Asked By: Carlos Hauck
Date created: Fri, Jan 8, 2021 6:51 PM
Best answers

Picking the right crate size for your dog is essential, so you need to know your dog's size.

To measure your dog's size, measure from the top of their shoulders down to their paws.

This is their height.

Next, measure from the tip of the nose to the tip of the tail.

Answered By: Mateo Kuvalis
Date created: Sat, Jan 9, 2021 8:54 PM

Puppies under six months of age shouldn't stay in a crate for more than three or four hours at a time.

They can't control their bladders and bowels for that long.

The same goes for adult dogs being housetrained.

Physically, an older dog can hold it, but they don't know they're supposed to.

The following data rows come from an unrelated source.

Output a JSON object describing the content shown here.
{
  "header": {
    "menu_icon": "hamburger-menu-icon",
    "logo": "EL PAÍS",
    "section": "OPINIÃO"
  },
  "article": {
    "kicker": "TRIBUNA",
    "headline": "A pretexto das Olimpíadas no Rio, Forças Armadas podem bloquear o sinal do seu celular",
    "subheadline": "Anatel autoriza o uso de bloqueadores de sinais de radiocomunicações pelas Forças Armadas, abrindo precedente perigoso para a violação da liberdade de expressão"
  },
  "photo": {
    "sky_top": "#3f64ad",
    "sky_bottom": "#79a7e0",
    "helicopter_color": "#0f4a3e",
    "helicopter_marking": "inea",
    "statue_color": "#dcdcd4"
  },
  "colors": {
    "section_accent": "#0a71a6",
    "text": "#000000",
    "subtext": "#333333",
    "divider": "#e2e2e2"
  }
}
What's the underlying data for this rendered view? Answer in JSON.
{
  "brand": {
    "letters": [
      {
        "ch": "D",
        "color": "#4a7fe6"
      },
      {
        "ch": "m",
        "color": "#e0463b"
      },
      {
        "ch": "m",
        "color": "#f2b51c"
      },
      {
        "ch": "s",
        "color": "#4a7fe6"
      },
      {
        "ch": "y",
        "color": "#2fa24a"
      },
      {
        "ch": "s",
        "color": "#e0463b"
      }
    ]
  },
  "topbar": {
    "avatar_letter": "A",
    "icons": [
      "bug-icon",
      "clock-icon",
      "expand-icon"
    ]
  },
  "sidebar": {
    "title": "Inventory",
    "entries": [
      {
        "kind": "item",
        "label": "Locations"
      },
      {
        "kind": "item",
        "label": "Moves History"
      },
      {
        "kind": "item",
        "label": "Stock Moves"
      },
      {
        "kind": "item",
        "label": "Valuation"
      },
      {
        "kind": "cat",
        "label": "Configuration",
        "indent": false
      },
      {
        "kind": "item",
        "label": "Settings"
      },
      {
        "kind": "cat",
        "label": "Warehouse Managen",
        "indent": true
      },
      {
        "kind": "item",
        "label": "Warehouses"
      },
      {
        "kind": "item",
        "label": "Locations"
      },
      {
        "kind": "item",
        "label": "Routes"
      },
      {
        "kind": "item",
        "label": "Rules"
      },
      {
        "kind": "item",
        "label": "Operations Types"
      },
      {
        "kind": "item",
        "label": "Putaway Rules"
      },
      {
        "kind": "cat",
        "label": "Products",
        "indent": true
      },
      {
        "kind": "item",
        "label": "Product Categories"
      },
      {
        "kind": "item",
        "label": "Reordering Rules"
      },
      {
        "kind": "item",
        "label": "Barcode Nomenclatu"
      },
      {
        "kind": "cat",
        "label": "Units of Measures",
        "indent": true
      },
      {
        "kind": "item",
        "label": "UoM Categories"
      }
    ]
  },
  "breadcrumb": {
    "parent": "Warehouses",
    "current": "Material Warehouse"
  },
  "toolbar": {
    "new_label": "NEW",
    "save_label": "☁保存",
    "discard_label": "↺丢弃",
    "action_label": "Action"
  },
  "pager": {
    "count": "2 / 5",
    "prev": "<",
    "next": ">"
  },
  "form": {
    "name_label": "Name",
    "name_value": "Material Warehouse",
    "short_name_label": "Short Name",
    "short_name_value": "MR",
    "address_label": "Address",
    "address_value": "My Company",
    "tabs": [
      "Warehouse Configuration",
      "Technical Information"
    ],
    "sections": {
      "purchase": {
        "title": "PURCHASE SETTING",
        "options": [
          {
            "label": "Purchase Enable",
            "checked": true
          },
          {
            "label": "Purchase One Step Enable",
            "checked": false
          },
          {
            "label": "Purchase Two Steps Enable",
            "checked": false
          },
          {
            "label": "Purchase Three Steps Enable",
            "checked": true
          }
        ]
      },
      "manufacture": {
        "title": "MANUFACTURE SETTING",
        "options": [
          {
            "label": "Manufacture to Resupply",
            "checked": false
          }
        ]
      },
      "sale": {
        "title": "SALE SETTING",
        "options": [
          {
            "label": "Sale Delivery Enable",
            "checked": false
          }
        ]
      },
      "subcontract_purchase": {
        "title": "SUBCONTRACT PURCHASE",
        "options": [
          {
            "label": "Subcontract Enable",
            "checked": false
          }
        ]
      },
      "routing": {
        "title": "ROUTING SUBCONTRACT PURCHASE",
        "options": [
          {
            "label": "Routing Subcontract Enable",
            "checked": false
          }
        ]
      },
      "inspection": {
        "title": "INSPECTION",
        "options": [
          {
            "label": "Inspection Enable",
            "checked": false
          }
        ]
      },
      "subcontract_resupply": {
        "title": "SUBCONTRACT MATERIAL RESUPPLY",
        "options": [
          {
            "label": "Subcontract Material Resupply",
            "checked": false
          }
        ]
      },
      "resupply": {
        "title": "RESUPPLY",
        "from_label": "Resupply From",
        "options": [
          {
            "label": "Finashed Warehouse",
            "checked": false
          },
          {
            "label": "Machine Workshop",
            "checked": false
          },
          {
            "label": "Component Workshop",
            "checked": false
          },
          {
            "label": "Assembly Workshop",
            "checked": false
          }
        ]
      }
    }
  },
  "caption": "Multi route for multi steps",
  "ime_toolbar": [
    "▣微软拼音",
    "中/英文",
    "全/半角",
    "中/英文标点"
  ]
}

Give them a command to enter, such as "crate." Encourage them by pointing to the inside of the crate with a treat in your hand. After your dog enters the crate, praise them, give them the treat and close the door. Sit quietly near the crate for five to 10 minutes and then go into another room for a few minutes.

As a general rule, it's best not to leave water in the dog crate, particularly when potty training your puppy.

This is because it is likely to increase the number of accidents inside the crate, as puppies fill their bladders quickly.

A crate mounted bottle or bowl is best, as these will not spill or get knocked over.


Adult dogs shouldn't be left in crates for more than 6-8 hours.

Puppies of 17 weeks and older can handle up to 4 or 5 hours in a crate at a time.

Leaving a dog home alone in a crate longer than this can hurt their mental and physical health.


How to Crate Train an Older Dog

  1. Prepare the crate. Select a crate that's large enough for your dog to comfortably lie down, stand up,and turn around in, says Rover…
  2. Prepare yourself…
  3. Prepare your dog…
  4. Build positive associations…
  5. Entice your dog inside…
  6. Try closing the door.

Puppies should sleep in their crates at night, as this helps them learn to sleep through the night.

Place the crate directly beside your bed in early first training so that your puppy will not feel lonely and frightened, and can wake you easily in the middle of the night for a bathroom break.


Reasons why your dog may be pooping in his crate relate to behavioral issues, physical limitations, or medical reasons that can cause your dog to be unable to hold it until he is let out of his crate.

Often, conditions that cause diarrhea or a loss of bowel control can result in crate soiling.